Bregenz. Vor einem Jahr begann das Landeskrankenhaus Bregenz mit der Durchführung von Schwangerschaftsabbrüchen. Trotz anfänglicher Debatten und Proteste hat sich der Eingriff inzwischen zu einem festen Bestandteil des klinischen Alltags etabliert.
Laut Michael Rohde, dem gynäkologischen Leiter des Krankenhauses, wurden im ersten Jahr 280 Abtreibungen vorgenommen – eine Zahl, die nahe an den ursprünglich kalkulierten 300 liegt. Die Mehrheit der Patientinnen stammt aus Vorarlberg und befindet sich im Alter zwischen 25 und 35 Jahren. Diese Daten zeigen deutlich, dass das Angebot nicht nur notwendig, sondern auch gut angenommen wird. Zwei von drei Frauen entscheiden sich für die medikamentöse Methode mittels Abtreibungspille, die einen chirurgischen Eingriff überflüssig macht.
Rohde stellt auch klar, dass Schwangerschaftsabbrüche Frauen aus allen gesellschaftlichen Schichten betreffen. Es gibt keine auffällige Häufung bei bestimmten Bevölkerungsgruppen.
Zu Beginn sorgten die Abtreibungen für erheblichen medialen Wirbel und Protestaktionen von sogenannten „Lebensschützern“. Bis zu dreimal wöchentlich demonstrierten sie vor dem Krankenhaus, was für Patientinnen und Mitarbeitende eine enorme Belastung darstellte. Rohde kritisierte diesen Zustand als „inakzeptabel“ und forderte eine Bannmeile, um den Schutz und die Privatsphäre der Frauen zu gewährleisten.

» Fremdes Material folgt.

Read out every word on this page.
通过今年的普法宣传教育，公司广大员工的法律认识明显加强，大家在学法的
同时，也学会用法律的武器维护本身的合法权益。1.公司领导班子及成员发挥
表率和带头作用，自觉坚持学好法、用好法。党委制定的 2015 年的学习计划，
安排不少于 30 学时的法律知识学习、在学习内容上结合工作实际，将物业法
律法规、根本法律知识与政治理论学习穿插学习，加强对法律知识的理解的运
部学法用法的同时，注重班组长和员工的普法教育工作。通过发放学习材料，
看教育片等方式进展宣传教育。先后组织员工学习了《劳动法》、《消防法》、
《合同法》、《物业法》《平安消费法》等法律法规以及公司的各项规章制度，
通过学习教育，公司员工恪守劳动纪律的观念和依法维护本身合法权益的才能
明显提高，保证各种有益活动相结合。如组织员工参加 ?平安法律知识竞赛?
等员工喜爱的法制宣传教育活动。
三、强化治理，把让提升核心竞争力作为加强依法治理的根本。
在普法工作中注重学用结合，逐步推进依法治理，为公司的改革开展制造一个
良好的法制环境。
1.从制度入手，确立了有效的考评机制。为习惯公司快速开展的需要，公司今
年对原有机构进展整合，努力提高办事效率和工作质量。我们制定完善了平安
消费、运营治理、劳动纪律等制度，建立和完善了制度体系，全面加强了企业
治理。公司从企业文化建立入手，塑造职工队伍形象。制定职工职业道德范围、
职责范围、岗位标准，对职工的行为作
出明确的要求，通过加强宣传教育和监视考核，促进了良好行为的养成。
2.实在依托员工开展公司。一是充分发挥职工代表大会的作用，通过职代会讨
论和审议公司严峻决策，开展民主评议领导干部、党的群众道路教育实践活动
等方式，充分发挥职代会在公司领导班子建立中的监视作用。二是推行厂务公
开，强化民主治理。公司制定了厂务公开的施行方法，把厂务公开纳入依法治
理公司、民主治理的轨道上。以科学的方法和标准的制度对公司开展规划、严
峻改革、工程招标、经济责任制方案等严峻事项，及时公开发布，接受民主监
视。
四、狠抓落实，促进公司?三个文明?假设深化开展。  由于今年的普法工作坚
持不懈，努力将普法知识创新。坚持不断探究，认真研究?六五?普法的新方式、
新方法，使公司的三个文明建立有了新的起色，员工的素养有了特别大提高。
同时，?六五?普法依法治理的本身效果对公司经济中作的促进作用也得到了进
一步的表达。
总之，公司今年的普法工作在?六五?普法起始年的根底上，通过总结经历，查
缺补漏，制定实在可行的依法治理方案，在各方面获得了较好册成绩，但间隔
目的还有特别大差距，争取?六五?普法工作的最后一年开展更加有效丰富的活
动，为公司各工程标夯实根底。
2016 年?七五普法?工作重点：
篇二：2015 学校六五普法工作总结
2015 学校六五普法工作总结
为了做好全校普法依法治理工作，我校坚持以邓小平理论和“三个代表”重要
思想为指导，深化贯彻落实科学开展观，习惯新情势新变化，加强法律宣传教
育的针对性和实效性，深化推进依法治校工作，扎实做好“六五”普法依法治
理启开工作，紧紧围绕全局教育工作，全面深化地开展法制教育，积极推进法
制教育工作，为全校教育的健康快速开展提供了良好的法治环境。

Heute hat sich die Lage beruhigt. Patientinnen und das medizinische Personal können ihrer Arbeit in einem geschützten Umfeld nachgehen. Rohde zeigt sich zufrieden mit der Entwicklung: „Ich habe noch nie so viel Zuspruch und Mitarbeit wie in dieser Situation erhalten.“
Dass Schwangerschaftsabbrüche heute als „klinischer Alltag“ bezeichnet werden können, ist ein Fortschritt, der vor einem Jahr nicht selbstverständlich war. Ein Jahr nach der Einführung des Angebots in Bregenz zeigt sich: Die Möglichkeit eines sicheren und legalen Schwangerschaftsabbruchs ist ein fundamentaler Bestandteil der Gesundheitsversorgung.